The Healing Effect of The Therapeutic Relationship

It is very important that the therapy sessions, in which the patients share their thoughts, beliefs, feelings and difficult experiences, are in an atmosphere of safe and unconditional acceptance. In order for this atmosphere to be created, the unique relationship between the therapist and the client must be based on a human bonding within the boundaries of ethics.

Although therapy is considered by some to be a process in which the therapist is relatively passive, it is actually an interactive and intense sharing process. The therapeutic relationship is what this complex and professional relationship between the patient and the therapist is. Doğanavşargil & Vahip (2003) reported this phenomenon; they defined it as the ability to distinguish and recognize problems, and to actively involve the patient in the thinking process of the most beneficial treatment.

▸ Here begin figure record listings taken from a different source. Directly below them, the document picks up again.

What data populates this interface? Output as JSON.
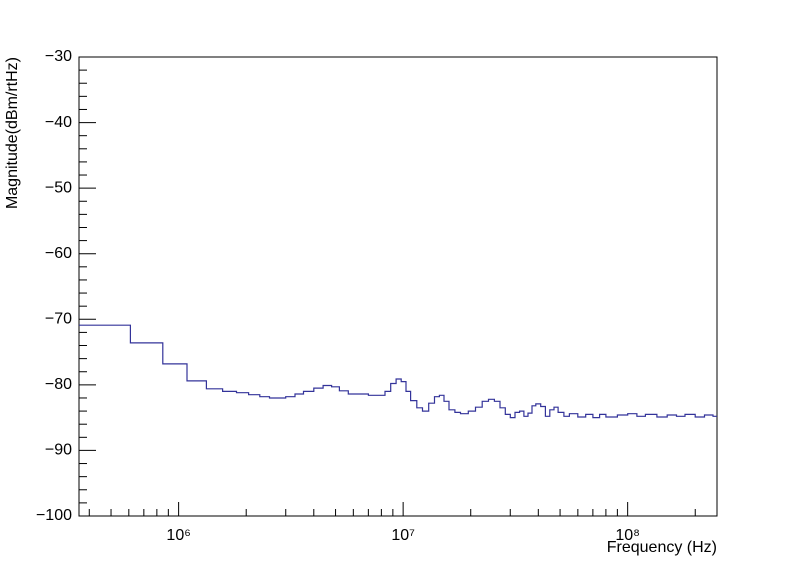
{
  "chart_data": {
    "type": "step",
    "xlabel": "Frequency (Hz)",
    "ylabel": "Magnitude(dBm/rtHz)",
    "xscale": "log",
    "xlim": [
      360000,
      250000000
    ],
    "ylim": [
      -100,
      -30
    ],
    "xticks": [
      {
        "value": 1000000,
        "label": "10⁶"
      },
      {
        "value": 10000000,
        "label": "10⁷"
      },
      {
        "value": 100000000,
        "label": "10⁸"
      }
    ],
    "yticks": [
      {
        "value": -100,
        "label": "−100"
      },
      {
        "value": -90,
        "label": "−90"
      },
      {
        "value": -80,
        "label": "−80"
      },
      {
        "value": -70,
        "label": "−70"
      },
      {
        "value": -60,
        "label": "−60"
      },
      {
        "value": -50,
        "label": "−50"
      },
      {
        "value": -40,
        "label": "−40"
      },
      {
        "value": -30,
        "label": "−30"
      }
    ],
    "color": "#33339a",
    "x": [
      360000,
      610000,
      850000,
      1090000,
      1330000,
      1570000,
      1810000,
      2050000,
      2300000,
      2540000,
      2780000,
      3000000,
      3300000,
      3600000,
      4000000,
      4400000,
      4800000,
      5200000,
      5700000,
      6300000,
      7000000,
      7800000,
      8300000,
      8800000,
      9300000,
      9800000,
      10300000,
      10800000,
      11500000,
      12200000,
      13000000,
      13800000,
      14500000,
      15200000,
      16000000,
      17000000,
      18000000,
      19500000,
      21000000,
      22500000,
      24000000,
      25500000,
      27000000,
      28500000,
      30000000,
      31500000,
      33000000,
      34500000,
      36000000,
      37500000,
      39000000,
      41000000,
      43000000,
      45000000,
      47000000,
      49000000,
      52000000,
      55000000,
      60000000,
      65000000,
      70000000,
      75000000,
      80000000,
      90000000,
      100000000,
      110000000,
      120000000,
      135000000,
      150000000,
      165000000,
      180000000,
      200000000,
      220000000,
      240000000
    ],
    "values": [
      -70.9,
      -73.6,
      -76.8,
      -79.4,
      -80.6,
      -81.0,
      -81.2,
      -81.5,
      -81.8,
      -82.0,
      -82.0,
      -81.8,
      -81.4,
      -81.0,
      -80.5,
      -80.1,
      -80.3,
      -80.9,
      -81.4,
      -81.4,
      -81.6,
      -81.6,
      -81.0,
      -79.8,
      -79.1,
      -79.5,
      -81.0,
      -82.4,
      -83.5,
      -84.0,
      -82.8,
      -81.8,
      -81.6,
      -82.5,
      -83.8,
      -84.2,
      -84.4,
      -84.0,
      -83.4,
      -82.5,
      -82.2,
      -82.5,
      -83.5,
      -84.5,
      -85.0,
      -84.2,
      -84.0,
      -84.8,
      -84.3,
      -83.2,
      -82.9,
      -83.3,
      -84.8,
      -83.8,
      -83.4,
      -84.2,
      -84.8,
      -84.4,
      -84.9,
      -84.5,
      -85.0,
      -84.5,
      -84.9,
      -84.6,
      -84.4,
      -84.8,
      -84.5,
      -84.9,
      -84.6,
      -84.8,
      -84.5,
      -84.9,
      -84.6,
      -84.8
    ]
  }
}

The therapeutic relationship is a useful tool in the patient's therapy journey. At the same time, the therapeutic relationship might be considered as one of the most important factors that determine the quality and efficiency of therapy. As Freud noted, the relationship between therapist and patient is one of the key components of therapy, so much so that today this relationship is seen as the strongest indicator of the success of therapy.

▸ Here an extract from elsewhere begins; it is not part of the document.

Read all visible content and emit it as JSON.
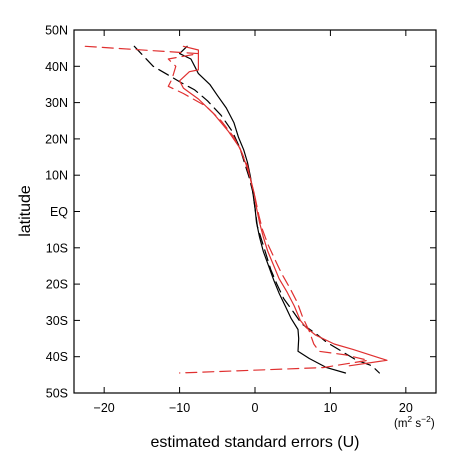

This relationship, also called a healing relationship, is a very comprehensive type of relationship in which many factors are effective both by the patient and the therapist. First of all, in addition to the need for a secure attachment in the relationship between the therapist and the patient, a consensus on goals and methods for the course of therapy is required. The therapeutic alliance is the consensus and relationship between the therapist and the patient.

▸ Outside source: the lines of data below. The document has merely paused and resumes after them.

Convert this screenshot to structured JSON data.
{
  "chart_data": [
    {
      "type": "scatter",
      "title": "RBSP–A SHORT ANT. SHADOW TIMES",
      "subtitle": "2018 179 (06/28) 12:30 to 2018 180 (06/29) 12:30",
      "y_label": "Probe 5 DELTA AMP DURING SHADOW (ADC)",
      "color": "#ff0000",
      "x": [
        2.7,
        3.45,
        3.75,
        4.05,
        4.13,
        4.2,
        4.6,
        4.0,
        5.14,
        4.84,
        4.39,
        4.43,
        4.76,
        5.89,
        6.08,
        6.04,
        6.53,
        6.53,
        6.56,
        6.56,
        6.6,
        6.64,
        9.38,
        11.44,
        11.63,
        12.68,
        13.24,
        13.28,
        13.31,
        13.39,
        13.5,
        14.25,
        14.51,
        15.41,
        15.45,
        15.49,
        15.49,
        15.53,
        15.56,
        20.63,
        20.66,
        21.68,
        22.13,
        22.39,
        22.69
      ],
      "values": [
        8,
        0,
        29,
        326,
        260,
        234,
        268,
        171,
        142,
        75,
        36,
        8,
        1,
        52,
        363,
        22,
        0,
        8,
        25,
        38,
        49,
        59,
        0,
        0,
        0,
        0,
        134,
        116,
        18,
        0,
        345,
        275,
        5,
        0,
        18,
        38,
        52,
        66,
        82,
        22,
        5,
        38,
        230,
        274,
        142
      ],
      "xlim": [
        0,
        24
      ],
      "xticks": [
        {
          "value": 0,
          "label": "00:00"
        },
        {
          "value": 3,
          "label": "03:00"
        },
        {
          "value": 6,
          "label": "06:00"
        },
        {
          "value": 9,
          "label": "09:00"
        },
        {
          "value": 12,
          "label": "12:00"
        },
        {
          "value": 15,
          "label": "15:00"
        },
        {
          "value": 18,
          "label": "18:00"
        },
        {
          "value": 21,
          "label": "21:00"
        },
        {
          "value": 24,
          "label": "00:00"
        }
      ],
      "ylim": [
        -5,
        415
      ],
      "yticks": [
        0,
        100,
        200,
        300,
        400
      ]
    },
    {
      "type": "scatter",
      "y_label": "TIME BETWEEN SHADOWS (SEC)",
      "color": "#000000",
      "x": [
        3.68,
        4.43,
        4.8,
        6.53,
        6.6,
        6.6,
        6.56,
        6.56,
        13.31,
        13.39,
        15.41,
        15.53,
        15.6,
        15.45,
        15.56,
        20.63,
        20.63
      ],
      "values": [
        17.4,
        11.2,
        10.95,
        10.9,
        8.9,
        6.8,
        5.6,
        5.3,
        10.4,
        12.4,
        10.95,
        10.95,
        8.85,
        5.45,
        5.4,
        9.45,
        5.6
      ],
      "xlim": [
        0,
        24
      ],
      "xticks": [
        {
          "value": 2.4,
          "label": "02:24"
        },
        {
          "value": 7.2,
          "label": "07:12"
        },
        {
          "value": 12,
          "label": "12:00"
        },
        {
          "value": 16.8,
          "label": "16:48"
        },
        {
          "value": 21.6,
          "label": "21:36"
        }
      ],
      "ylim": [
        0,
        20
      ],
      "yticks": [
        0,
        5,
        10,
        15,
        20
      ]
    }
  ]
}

It is of great importance that the therapist and the patient have a healthy communication, including the pre-interview, and that they mutually express their wishes at the point of continuing the therapy. According to Dziopa & Ahern (2008), there are 9 main structures of the therapeutic relationship: understanding and empathy, accepting the individuality of the patient beyond their mental status, providing support, being available, being genuine, promoting equality, demonstrating respect, demonstrating clear boundaries, demonstrating self-awareness.

Although a good therapist-client relationship depends on these and many other factors, some of them are quite prominent.

Personality: The fact that your personality traits match your therapist makes therapy a friendly and reliable atmosphere within the boundaries of the therapist-client relationship.

Trust: When you open up your thoughts, feelings and behaviors to your therapist about difficult-to-express and admit issues, there is a safe environment away from being judgmental. Trust in the therapist is the result of a human connection beyond requirements such as the principle of confidentiality. At the same time, the client's confidence in the therapist's competence is also quite important.

Naturalness: The therapist is humble, natural, honest and sincere.

Respect: The therapist respects the client's life, personality traits, needs, desires, values, and beliefs in all circumstances.

Support: The client's capacity and internal resources are always supported, so that the client is always listened to and understood.

Positive communication: Open and positive communication is essential in the transfers related to the development of the client.

Interest: Creating an environment where what the client says is important.

The Principle of Transparency/Openness: It is essential to create an environment in which the client will express herself/himself clearly. But this transparency should be considered bilaterally.

Empathy: The ability of the therapist to understand and feel events through the client's window.

The therapeutic relationship is a healing factor and a major component in itself, beyond the therapist's experience and the functionality of the school. For this reason, all of the above points are important contributions to a positive therapist-client relationship.

As a result of the meta-analysis they compiled on the effectiveness of online therapy, Barak and his colleagues (2008) offered strong support for the adoption of online therapy and online psychological interventions as therapeutic activities. In addition, many studies now reveal that the most important factor the effectiveness of psychotherapy depends on is the relationship established between the therapist and the client. In this context, it does not seem to make any difference in terms of effectiveness if the therapy is online or face-to-face after the therapeutic relationship has been established.

Although the relationship established with the therapist reflects the relationship that the client has established with herself/himself and those around her/him, the improvement of the therapeutic relationship will also affect the person's relationships with others.

We hope that this article will be a useful guide for you when choosing your therapist.

References

Barak, A., Hen, L., Boniel-Nissim, M., & Shapira, N. (2008). A comprehensive review and a meta-analysis of the effectiveness of internet-based psychotherapeutic interventions. Journal of Technology in Human Services, 26(2–4), 109–160. https://doi.org/10.1080/15228830802094429

Doğanavşargil, Ö. & Vahip, I. (2021). Why is Therapeutic Alliance Vital? A Case Study of Domestic Violence Who does not Complain. J Clin Psy. 2003; 6(3): 165-169.

Dziopa, F., & Ahern, K. (2008). What Makes a Quality Therapeutic Relationship in Psychiatric/Mental Health Nursing: A Review of the Research Literature. In The Internet Journal of Advanced Nursing Practice (Vol. 10, Issue 1).